Sod versus Seed
Do you want a new lawn? You’ve got two options: you can plant seed and sprout your own turf, or you can buy sod and roll it out like a plush new carpet. Either way, the results are the same. Which begs the larger question: to seed or not to seed?
The answer boils down to time and money – and which you can afford more of. Sod is instant lawn. You can go from dirt to grass in one day.
Once the province of landscape contractors, laying sod is now common among do-it-yourselfers. After all, few of us can resist the temptation of transforming our yards in the blink of an eye with grass harvested and trucked in from a commercial farm. The catch is that using sod will cost you.
If, however, you don’t mind waiting three or four months while your lawn grows in, then starting from scratch is considerably cheaper.

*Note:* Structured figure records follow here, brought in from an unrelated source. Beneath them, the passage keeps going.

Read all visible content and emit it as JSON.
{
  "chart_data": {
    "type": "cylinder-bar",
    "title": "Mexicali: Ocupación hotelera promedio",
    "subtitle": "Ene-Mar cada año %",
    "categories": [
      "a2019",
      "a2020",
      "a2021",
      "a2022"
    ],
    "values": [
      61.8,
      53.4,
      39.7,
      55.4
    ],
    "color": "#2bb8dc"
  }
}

Other reasons to use seed include the wider array of grass varieties to choose from, and the ability to cover hard-to-reach sites such as steep slopes. And you won’t import any potentially troublesome nonnative soil either.
Preparing the Site
Whether you decide to use seed or sod, preparing the site is basically the same, except for the soil grade level. The following steps are broad guidelines, so consult a garden professional for specifics appropriate to your area.
- Clear the ground of old or dead grass, undesirable roots and large stones.
- Water the area to encourage weeds to emerge.
- Kill and remove weeds.
- Amend soil with organic matter and then rototill.
- Level the soil while it’s dry, tamping with a rake or roller. For sod, grade the soil an inch lower than sidewalks and driveways to account for the thickness of the sod. For seed, grade the soil level with sidewalks, etc.
- Fertilize with a granular fertilizer and moisten slightly.
Adding the Seed or Sod
Now you’re ready to get the lawn started.
- Sod is perishable and should be installed immediately after delivery. Place the pieces end to end in precise rows with no gaps and stagger side seams like brickwork.
- Seed should be spread evenly at the rate prescribed on the package and covered lightly with mulch. Cover the seeded area with netting to prevent hungry birds eating the seed.
Water daily to prevent the lawn from drying out.
- Sod should be kept wet for one to two weeks.
- Seed needs light but frequent irrigation for two to four weeks. Light watering prevents the seed being washed away before it germinates.
Mow only after the grass is one-third taller than it should be, e.g., if you want a two-inch-high lawn, let it reach a height of three inches before you mow it.
Once your lawn is established, continue to water, mow and fertilize regularly. With proper maintenance, your lawn should remain lush and inviting regardless of its origins.